History in The Soviet Union
The first soviets, also called workers' councils, were formed after the Russian Revolution of 1905. Lenin and the Bolsheviks saw the soviet as the basic organizing unit of society in a communist system and supported this form of democracy. The soviets also played a considerable role in the February and October Revolutions. At that time, they represented a variety of socialist parties in addition to Bolsheviks.
In post-revolutionary Russia local workers' soviets would elect representatives that go on to form regional soviets, which in turn elect representatives that form higher soviets, and so on up to the Congress of Soviets. Later the Supreme Soviet of the Soviet Union would become the highest legislative body of the entire country.

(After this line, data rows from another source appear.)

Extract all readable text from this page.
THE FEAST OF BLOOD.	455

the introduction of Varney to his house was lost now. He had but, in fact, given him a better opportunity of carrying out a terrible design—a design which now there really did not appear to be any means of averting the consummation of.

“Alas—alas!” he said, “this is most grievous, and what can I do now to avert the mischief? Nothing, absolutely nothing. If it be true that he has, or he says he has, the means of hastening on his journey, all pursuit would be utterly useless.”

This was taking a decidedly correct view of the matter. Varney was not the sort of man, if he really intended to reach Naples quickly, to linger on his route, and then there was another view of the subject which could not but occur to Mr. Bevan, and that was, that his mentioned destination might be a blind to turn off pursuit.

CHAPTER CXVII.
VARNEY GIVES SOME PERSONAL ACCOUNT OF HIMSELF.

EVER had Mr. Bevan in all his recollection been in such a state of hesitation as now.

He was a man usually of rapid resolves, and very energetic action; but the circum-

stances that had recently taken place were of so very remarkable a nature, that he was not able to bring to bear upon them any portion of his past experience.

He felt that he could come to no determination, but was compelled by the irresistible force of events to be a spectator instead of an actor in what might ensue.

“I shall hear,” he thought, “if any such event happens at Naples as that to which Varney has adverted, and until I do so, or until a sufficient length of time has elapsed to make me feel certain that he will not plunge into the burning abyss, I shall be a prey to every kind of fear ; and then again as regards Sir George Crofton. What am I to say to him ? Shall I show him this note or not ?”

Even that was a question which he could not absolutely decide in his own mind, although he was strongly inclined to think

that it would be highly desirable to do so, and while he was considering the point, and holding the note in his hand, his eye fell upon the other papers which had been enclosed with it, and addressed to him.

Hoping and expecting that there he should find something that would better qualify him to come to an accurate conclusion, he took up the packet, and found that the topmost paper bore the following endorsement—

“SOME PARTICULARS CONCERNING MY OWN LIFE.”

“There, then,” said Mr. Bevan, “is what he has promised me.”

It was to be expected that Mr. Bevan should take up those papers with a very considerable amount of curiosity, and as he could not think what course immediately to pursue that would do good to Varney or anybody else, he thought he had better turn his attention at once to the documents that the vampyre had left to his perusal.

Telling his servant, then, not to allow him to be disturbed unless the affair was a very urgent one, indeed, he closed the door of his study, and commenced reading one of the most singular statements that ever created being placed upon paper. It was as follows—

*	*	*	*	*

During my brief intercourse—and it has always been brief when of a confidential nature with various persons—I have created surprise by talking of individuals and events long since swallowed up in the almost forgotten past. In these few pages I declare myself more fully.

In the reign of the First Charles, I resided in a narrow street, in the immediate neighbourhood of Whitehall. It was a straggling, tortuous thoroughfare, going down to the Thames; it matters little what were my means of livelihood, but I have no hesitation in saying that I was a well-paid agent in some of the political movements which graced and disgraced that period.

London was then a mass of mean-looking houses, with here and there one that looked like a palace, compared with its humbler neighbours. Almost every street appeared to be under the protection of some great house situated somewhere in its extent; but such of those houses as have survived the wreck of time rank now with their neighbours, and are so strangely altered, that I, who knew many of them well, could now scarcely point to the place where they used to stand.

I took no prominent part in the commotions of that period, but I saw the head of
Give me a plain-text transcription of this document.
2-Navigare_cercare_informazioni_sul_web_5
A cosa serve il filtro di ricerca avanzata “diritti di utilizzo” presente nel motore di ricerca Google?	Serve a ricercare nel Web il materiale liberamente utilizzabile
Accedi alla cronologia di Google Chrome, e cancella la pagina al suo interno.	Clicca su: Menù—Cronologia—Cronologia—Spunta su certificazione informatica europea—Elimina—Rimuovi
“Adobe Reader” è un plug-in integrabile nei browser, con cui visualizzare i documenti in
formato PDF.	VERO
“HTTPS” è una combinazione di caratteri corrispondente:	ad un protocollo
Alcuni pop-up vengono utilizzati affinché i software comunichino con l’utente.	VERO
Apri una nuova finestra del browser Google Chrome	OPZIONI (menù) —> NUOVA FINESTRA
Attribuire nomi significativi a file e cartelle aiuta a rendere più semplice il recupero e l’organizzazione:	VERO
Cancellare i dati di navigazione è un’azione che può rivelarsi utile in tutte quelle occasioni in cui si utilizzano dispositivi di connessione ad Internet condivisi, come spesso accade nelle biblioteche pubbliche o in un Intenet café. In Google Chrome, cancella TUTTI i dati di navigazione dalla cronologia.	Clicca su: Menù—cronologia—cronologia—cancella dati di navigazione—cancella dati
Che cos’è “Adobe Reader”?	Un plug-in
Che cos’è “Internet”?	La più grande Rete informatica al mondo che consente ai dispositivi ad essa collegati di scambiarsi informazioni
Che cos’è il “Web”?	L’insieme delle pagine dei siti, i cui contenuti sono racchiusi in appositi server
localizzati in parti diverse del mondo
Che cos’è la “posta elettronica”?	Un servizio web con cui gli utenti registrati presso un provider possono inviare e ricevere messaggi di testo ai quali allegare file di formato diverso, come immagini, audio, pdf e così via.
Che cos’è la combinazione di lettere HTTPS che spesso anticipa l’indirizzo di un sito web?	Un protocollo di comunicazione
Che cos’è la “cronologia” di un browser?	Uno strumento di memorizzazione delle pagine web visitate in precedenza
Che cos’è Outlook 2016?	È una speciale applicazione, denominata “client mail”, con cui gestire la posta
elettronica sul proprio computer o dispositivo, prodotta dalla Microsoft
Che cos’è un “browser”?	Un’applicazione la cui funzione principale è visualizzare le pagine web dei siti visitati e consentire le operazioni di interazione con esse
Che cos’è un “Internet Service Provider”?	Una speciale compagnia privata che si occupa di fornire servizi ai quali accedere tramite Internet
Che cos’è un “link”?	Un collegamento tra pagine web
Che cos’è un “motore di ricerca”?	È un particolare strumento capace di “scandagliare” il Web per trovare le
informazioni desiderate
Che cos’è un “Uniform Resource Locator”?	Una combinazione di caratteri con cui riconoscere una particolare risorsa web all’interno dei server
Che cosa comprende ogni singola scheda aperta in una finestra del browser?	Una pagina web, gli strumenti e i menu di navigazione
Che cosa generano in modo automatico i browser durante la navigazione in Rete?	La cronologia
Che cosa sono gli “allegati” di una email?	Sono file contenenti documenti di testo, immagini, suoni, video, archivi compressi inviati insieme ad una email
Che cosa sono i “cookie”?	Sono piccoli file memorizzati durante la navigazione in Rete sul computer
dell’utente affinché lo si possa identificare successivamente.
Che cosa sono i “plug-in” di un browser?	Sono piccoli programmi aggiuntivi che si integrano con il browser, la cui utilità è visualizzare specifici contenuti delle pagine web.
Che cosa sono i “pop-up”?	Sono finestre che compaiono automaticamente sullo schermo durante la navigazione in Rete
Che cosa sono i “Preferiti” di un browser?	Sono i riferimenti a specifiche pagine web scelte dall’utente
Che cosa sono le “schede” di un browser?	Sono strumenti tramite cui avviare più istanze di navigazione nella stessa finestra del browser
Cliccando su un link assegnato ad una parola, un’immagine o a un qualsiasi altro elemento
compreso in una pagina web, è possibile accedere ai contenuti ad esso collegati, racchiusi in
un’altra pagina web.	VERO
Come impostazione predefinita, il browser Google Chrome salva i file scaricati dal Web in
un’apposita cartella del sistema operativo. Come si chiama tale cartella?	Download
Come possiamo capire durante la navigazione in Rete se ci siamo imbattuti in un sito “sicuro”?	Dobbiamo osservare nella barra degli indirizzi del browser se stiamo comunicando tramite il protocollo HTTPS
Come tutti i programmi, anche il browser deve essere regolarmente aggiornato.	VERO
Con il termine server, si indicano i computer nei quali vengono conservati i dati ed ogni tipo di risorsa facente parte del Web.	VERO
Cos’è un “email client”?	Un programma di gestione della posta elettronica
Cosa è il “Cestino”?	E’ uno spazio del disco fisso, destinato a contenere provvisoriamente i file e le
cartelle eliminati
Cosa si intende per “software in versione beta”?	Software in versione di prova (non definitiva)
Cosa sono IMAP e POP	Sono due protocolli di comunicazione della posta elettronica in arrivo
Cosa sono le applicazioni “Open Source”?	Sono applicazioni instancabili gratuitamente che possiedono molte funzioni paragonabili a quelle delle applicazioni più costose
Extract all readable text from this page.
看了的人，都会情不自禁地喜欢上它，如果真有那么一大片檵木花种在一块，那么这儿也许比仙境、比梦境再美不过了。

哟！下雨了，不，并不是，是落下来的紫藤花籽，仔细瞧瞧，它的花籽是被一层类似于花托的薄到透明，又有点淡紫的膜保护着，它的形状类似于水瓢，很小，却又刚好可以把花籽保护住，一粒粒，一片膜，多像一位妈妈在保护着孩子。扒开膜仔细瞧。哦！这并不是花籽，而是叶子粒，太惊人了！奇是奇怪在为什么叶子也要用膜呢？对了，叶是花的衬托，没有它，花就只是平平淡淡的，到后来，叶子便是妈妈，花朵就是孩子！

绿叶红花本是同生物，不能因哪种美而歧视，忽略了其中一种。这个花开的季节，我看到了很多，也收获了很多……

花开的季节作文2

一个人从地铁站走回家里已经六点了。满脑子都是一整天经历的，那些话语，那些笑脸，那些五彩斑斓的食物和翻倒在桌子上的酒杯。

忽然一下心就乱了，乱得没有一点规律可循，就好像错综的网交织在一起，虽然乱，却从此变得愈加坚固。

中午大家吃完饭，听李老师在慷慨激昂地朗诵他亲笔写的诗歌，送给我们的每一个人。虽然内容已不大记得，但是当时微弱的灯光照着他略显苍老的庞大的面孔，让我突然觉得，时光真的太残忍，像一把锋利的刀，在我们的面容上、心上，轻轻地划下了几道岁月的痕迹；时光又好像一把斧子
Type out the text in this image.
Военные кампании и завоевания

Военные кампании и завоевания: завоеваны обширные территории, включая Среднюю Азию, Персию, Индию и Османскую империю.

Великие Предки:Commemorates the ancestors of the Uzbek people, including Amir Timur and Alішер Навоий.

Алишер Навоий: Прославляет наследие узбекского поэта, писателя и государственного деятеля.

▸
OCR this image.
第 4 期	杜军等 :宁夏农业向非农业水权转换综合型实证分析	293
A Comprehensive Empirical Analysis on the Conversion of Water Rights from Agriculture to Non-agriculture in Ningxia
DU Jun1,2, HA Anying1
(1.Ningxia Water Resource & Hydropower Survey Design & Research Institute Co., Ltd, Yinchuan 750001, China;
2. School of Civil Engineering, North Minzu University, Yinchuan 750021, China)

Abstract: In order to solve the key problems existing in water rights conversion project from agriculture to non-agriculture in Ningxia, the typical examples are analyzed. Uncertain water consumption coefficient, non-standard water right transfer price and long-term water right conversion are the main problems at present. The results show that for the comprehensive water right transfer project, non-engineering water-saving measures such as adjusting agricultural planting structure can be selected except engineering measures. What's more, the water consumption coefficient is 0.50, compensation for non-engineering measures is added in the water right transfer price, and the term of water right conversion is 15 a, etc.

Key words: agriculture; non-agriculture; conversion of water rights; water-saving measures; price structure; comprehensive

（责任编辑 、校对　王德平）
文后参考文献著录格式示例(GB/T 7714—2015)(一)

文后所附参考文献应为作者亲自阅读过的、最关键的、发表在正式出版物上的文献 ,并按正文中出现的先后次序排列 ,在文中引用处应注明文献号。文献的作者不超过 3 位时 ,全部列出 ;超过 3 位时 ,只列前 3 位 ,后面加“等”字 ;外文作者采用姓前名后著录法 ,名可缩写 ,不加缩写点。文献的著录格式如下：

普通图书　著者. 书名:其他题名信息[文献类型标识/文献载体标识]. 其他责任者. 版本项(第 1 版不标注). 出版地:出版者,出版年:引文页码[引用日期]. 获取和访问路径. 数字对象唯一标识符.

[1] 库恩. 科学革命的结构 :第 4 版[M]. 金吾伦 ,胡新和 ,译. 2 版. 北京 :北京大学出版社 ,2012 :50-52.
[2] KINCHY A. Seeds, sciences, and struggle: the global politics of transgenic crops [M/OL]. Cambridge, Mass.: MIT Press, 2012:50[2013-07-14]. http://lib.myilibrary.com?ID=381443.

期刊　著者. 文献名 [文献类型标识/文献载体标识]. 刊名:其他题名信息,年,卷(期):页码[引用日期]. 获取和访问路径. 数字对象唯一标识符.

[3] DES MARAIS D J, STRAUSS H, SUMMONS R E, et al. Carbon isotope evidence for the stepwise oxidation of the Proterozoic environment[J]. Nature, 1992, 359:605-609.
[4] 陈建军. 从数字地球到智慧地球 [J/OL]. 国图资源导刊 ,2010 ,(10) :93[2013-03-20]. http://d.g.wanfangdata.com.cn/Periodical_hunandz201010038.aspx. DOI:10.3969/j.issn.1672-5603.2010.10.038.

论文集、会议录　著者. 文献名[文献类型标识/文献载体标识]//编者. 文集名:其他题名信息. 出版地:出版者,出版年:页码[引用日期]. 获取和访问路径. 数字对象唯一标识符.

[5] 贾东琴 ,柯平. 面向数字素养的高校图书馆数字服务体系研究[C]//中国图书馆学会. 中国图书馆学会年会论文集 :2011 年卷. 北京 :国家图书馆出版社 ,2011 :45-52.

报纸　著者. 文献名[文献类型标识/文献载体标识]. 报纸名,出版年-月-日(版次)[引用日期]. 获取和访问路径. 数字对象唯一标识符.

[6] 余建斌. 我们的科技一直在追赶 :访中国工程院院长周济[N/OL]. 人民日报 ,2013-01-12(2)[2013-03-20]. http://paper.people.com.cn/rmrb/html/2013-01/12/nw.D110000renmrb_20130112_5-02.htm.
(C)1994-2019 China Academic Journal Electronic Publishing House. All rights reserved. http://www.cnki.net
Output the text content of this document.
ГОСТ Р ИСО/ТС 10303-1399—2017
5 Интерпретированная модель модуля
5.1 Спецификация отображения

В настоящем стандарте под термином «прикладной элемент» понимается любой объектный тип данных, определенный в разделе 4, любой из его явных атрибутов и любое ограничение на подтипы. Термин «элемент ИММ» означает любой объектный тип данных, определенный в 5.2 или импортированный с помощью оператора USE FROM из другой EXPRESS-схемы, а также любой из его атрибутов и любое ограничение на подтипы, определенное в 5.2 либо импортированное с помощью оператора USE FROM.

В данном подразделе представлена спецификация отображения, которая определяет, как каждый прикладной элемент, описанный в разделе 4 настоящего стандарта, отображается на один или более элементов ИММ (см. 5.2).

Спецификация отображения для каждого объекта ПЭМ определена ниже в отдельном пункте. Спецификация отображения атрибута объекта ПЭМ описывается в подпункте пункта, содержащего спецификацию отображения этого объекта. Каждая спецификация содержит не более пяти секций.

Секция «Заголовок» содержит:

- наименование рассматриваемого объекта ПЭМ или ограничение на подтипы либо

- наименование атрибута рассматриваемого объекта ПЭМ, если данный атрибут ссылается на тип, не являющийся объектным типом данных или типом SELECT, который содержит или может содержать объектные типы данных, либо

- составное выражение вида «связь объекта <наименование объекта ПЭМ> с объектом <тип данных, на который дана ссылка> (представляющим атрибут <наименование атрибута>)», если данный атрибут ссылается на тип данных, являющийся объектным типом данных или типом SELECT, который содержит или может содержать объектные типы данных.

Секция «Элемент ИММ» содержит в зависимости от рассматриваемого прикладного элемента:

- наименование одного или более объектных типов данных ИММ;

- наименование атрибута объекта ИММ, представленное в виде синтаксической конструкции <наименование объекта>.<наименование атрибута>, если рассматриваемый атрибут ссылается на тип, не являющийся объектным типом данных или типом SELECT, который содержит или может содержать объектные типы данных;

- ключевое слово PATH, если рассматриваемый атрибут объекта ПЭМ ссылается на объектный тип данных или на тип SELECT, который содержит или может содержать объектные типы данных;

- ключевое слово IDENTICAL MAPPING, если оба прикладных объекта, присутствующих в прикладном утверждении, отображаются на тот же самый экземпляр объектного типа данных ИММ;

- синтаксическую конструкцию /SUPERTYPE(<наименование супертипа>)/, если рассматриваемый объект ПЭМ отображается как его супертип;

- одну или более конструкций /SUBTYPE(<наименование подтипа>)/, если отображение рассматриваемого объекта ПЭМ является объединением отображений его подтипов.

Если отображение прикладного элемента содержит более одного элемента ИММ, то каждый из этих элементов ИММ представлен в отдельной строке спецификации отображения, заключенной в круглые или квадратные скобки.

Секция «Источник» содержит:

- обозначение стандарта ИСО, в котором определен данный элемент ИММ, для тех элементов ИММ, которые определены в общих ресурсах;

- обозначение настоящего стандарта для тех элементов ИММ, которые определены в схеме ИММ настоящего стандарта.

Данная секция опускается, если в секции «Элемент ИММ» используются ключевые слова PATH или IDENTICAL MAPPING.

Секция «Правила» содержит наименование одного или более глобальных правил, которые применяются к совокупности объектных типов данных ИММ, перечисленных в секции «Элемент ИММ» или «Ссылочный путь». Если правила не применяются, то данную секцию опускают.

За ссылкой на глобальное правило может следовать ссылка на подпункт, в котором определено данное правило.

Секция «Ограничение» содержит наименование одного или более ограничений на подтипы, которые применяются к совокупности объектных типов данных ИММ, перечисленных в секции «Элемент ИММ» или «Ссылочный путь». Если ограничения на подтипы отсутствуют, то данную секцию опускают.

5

After Lenin's party, the Bolsheviks, only a got a minority of the votes in the election to the Russian Constituent Assembly, he illegally disbanded it by force after its first meeting, arguing, like Karl Marx, that parliamentary democracy could not fairly represent the workers since it was in practice dominated by the bourgeoisie, that the proportional representation did not take into account the SR split, and that the Soviets (where the Bolsheviks did get a majority) more accurately represented the opinion of the people, which had changed as shown in the elections to the Soviets between the time of the elections to the Assembly and the first meeting of the Assembly. He also explicitly stated that democracy did not include those considered bourgeois. Critics argued that the elections to the Soviets were not free and fair, unlike the elections to the Assembly.
After the revolution, the Bolsheviks had to defend the newly formed government in World War I and the Russian Civil War. Many of the effects of the wars on the new Soviet government may be part of what led to the decline of soviet democracy in Russia (due to the authority the state took on in war time) and to the emergence of the bureaucratic structure that maintained much control throughout the history of the Soviet Union. However, one key blow against soviet democracy occurred when other revolutionary socialist soviets other than Bolshevik soviets were disbanded in a series of coups d'état because workers returned non-Bolshevik majorities as early as March 1918. Lenin argued that the Soviets and the principle of democratic centralism within the Bolshevik party still assured democracy. However, Lenin also issued a "temporary" ban on factions in the Russian Communist Party. This ban remained until the revolutions of 1989 and according to critics made the democratic procedures within the party an empty formality.
When Stalin came to power he consolidated much more authority under the party. Soviets were transformed into the bureaucratic structure that existed for the rest of the history of the Soviet Union and were completely under the control of party officials and the politburo.